Unionists
The key division in the state before the war was between westerners and easterners. Residents of the two regions disagreed over taxes, state internal improvements policy, universal manhood suffrage, slavery, and other issues. During the Civil War, this divide did not replicate itself perfectly—many westerners fought in Confederate units—but the trans-Appalachian region held many more Unionists than other parts of the state. These Virginians opposed the Confederacy and so their morale generally followed the fortunes of Union armies invading the state. As Union troops made their way into western Virginia and the Shenandoah Valley in 1861, the hopes of Virginia’s Unionists rose. Union forces retained control of much of Virginia west of the Valley for the remainder of the war but they exercised loose control and the result was persistent guerrilla conflict and violence among residents of the region. As a result, morale in the West (among both Unionists and Confederates) hardened into a bitterness that sustained them through the conflict but did little to bring them together.

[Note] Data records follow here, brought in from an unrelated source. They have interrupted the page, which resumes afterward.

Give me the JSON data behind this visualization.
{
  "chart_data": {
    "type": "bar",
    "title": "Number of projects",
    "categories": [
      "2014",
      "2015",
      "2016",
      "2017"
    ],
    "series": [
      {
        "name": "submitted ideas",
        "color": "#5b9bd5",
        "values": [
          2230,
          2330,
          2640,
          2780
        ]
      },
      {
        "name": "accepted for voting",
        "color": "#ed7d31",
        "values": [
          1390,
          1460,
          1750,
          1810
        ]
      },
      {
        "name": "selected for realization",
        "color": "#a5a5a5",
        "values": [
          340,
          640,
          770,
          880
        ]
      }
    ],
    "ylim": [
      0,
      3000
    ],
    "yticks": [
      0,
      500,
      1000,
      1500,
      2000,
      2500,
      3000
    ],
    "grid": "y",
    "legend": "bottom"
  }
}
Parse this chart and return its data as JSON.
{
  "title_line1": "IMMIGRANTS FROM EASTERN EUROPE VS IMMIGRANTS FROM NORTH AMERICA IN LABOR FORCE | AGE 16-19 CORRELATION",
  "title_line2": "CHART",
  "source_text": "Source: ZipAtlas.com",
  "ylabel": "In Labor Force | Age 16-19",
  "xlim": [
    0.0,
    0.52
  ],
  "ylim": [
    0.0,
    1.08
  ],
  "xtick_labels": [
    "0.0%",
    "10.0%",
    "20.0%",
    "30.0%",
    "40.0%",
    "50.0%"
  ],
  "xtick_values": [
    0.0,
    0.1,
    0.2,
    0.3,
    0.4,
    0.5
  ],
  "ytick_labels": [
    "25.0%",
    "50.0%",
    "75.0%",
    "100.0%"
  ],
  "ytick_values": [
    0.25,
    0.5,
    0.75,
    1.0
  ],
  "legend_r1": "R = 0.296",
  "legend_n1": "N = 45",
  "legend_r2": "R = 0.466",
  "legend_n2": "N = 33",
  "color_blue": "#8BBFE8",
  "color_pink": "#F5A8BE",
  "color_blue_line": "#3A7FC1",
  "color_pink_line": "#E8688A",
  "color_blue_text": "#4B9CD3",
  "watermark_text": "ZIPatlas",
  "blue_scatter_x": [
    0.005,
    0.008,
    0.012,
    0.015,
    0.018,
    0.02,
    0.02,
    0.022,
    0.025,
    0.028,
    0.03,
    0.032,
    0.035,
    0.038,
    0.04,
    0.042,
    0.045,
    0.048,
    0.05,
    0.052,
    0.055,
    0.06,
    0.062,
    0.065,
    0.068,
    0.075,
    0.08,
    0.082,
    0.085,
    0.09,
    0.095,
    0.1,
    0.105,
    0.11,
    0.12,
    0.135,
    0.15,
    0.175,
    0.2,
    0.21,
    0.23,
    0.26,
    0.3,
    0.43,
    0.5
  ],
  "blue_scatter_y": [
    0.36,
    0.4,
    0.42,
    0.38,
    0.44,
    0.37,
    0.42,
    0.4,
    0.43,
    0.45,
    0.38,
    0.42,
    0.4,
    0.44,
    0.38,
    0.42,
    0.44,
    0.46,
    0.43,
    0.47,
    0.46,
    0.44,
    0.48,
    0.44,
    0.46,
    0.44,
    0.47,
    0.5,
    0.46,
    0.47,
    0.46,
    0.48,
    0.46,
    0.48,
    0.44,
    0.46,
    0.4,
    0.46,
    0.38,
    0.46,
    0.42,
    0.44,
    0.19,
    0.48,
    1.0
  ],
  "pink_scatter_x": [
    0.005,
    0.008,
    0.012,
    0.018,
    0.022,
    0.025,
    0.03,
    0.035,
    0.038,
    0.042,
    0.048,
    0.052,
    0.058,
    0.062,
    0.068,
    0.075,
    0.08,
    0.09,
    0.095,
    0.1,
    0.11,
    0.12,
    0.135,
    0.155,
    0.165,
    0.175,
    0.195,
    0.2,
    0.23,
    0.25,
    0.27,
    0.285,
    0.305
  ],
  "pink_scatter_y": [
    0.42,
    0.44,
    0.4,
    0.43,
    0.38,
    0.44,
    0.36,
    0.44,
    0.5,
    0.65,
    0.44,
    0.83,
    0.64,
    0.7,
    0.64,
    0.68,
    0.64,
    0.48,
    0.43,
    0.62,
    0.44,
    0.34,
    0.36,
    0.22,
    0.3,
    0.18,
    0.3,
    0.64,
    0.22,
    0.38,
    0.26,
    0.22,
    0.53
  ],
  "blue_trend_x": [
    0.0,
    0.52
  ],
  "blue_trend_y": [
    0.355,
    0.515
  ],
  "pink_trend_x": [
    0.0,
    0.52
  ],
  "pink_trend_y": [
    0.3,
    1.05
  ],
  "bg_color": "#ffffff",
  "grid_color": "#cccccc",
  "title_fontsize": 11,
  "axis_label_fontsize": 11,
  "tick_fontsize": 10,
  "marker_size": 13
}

Black Virginians expressed strong support for the Union, and their morale, like that of white Unionists, followed the success of Union armies. As the Union seized the counties of the Eastern Shore, the peninsula below Richmond, and the area around Norfolk, black residents welcomed Union troops. Whenever they fell back, black morale plummeted but many thousands of enslaved African Americans fled to freedom in Union contraband camps in southeastern Virginia and northeastern North Carolina. Their strong support for the Union war effort, and the intelligence they provided Union troops on the march throughout the state, proved crucial to advancing the Union cause in Virginia.
Confederates
The attitudes of Confederate civilians fluctuated in opposition to those of Unionists in the state. For Confederates, Union military advances spurred anger and soul-searching while each Confederate victory deepened their faith in ultimate victory and spurred enthusiasm for sustaining the war. The experiences in Winchester illustrate the dynamic nature of morale in the state. The northern Shenandoah Valley town was divided between Unionists and Confederates who traded civilian control whenever military control of the region changed hands. Having suffered under Union occupation since late in 1861, Confederates in the town were jubilant when Confederate general Thomas J. “Stonewall” Jackson‘s troops liberated the area. “Thanks be to the Lord, we are free!!!!!!!!!!!!!!!!!!” declared one eager young Confederate.
Because Confederate troops had more success in keeping Union troops at bay in the state, Confederate morale stayed reasonably high into mid-1864. Until that point, the Rappahannock–Rapidan River line had served as a de facto boundary, in eastern Virginia, between Union and Confederate control. Ulysses S. Grant‘s successful Overland Campaign (1864) against Robert E. Lee pushed Confederate troops south to Petersburg and demonstrated to Virginia Confederates that their soldiers were not invincible. After this, the steady advance of Union troops—up the Peninsula toward Richmond, up the Shenandoah Valley, and into the southwestern corner of Virginia, all depressed Confederate spirits in the state.
Confederate morale also responded to the policies of the Richmond government. At the start of the war, Confederate leaders worked hard to inspire a strong sense of national loyalty to the new government. A national seal, motto, and new flag were designed, all harkening back to American traditions to which Confederates had long been attached. As writers and government leaders emphasized the spirit of shared sacrifice that bound the Confederacy together, cultural elements continued to play an important role in boosting morale among both civilians and soldiers. Against this positive force, Confederate policies—especially the draft, impressment, and tax-in-kind—often worked to depress morale. Although citizens understood that these policies were designed to give the state the tools it needed to repel Union forces, they often resented what they saw as excessive centralization of authority in Richmond and unwarranted intrusions on state and personal property. Impressment, which allowed the Confederate government to seize supplies from citizens with only the increasingly worthless national currency as compensation, was particularly galling because the high prices of goods made foodstuffs the most precious commodity.
Angry Confederate civilians complained to their state and national representatives, including Confederate president Jefferson Davis himself, and while their letters often reflect dissatisfaction with government policies, they also reflect a faith that the Confederate government would be able to remedy the problem. Those letters, and that faith, were running out early in 1865 as Union forces tightened their hold on Petersburg and Richmond. Confederate morale had clearly dropped from the early optimism of 1861 and the steely resolve and confidence of early in 1863, but, in large measure, that drop in morale came because of battlefield losses, not the other way around.